One realization hit me as I walked the exhibit floor and attended various press functions: there were fewer journalists than I remember. All the more reason to fire up the blogging machine early and often! Certainly this year more than ever, the talk is about a more environmentally friendly future, with many products heading this way. For example, GE’s new prototype Hybrid Electric Water Heater is “designed to absorb heat in ambient air and transfer it into the water. Since it requires much less energy to absorb and transfer heat than it does to generate it – as a standard electric water heater would – the GE Hybrid Electric Water Heater provides the same amount of hot water while using less energy.”


Even sources of reclaimed wood are on the rise. A company called Barnwood Industries carefully dismantles old barns from the Pacific Northwest and salvages the wood for custom framing materials, flooring, cabinetry, furniture, doors, interior/exterior trim, and siding, as in the photo above.
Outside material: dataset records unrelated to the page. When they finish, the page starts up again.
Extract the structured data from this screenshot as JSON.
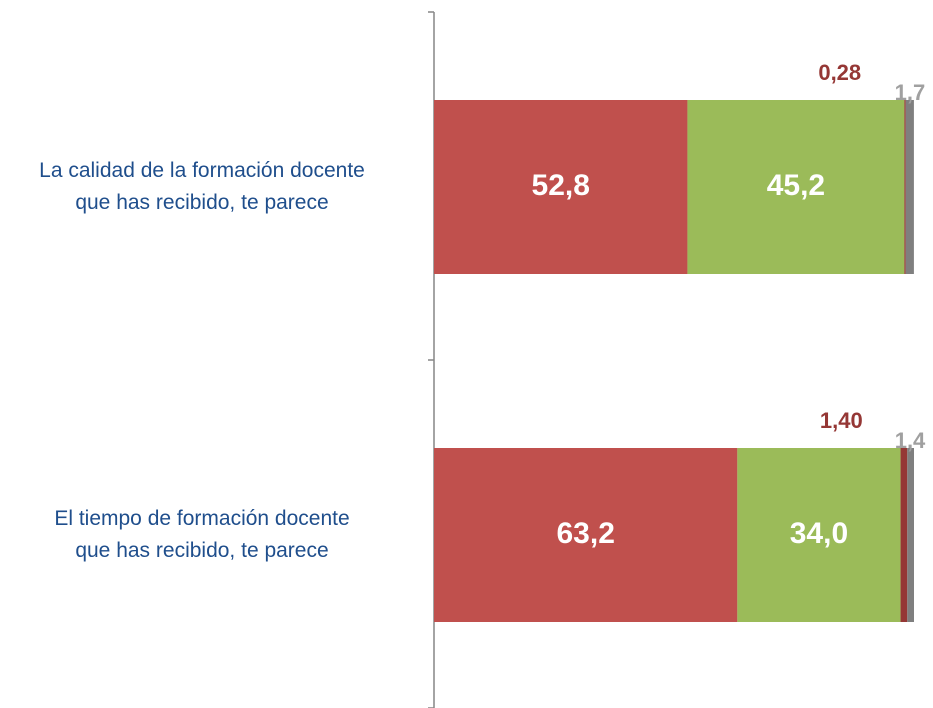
{
  "chart_data": {
    "type": "stacked-bar-horizontal",
    "categories": [
      "La calidad de la formación docente que has recibido, te parece",
      "El tiempo de formación docente que has recibido, te parece"
    ],
    "series": [
      {
        "color": "#c0504d",
        "values": [
          52.8,
          63.2
        ],
        "value_labels": [
          "52,8",
          "63,2"
        ]
      },
      {
        "color": "#9bbb59",
        "values": [
          45.2,
          34.0
        ],
        "value_labels": [
          "45,2",
          "34,0"
        ]
      },
      {
        "color": "#953735",
        "values": [
          0.28,
          1.4
        ],
        "value_labels": [
          "0,28",
          "1,40"
        ]
      },
      {
        "color": "#7f7f7f",
        "values": [
          1.7,
          1.4
        ],
        "value_labels": [
          "1,7",
          "1,4"
        ]
      }
    ],
    "xlim": [
      0,
      100
    ]
  }
}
And Overhead Door Company now has an EcoBuiltTM garage door made of recycled Douglas fir fused with exterior grade resins, like this one:


Kohler has been consistently improving water efficiency in toilets even as it provides new plumbing  fixtures for the dedicated sybarite. I found their low-flow toilet display especially effective.


It compares the nearly five gallons used in an old toilet with their new Cimarron ComfortHeight 1.28 gallon per flush model — the white one, on the right.

While we’re in the bathroom, Colosanitary, a Chinese company new to the US market, seems to be taking things in artful directions with wall-hung WCs and these elegantly shaped sinks:


Meet Eric (above), a single unit, with just enough room for a water glass and a soap dish at the side.


And here is Malvern, with a little more room at the rear.

One last observation. I toured the NextGen modular  “Urban Living” Home, built in the NAHB convention parking lot by Genesis Homes. It’s a simple 1,915 square foot row house plan and I was impressed not with the esthetics, but with the efficiency of the layout. Two simple design moves made all the difference.

The first is a roughly four- by 10-foot pop-out bay that included the small foyer, a closet and a built-in bench on the ground floor and a balcony above it. The bench creates extra seating near the kitchen and could easily become a built-in desk. Such a well placed, multi-tasking bay acts as an architectural decompression valve, relieving the long narrow rectilinearity of the row house plan.


The second is a similar but shallower bay in the great room at the front of the house. It can become a built-in window seat and makes a relatively small space feel much larger. It could be cantilevered to save foundation work.

Adding one or two small pop-out bays is an excellent way to bring spaciousness to a plan without adding much square footage — it can even create a cozy room-within-a-room.

No wonder so many 19th century rowhouses  from New York to San Francisco sport just such amenities.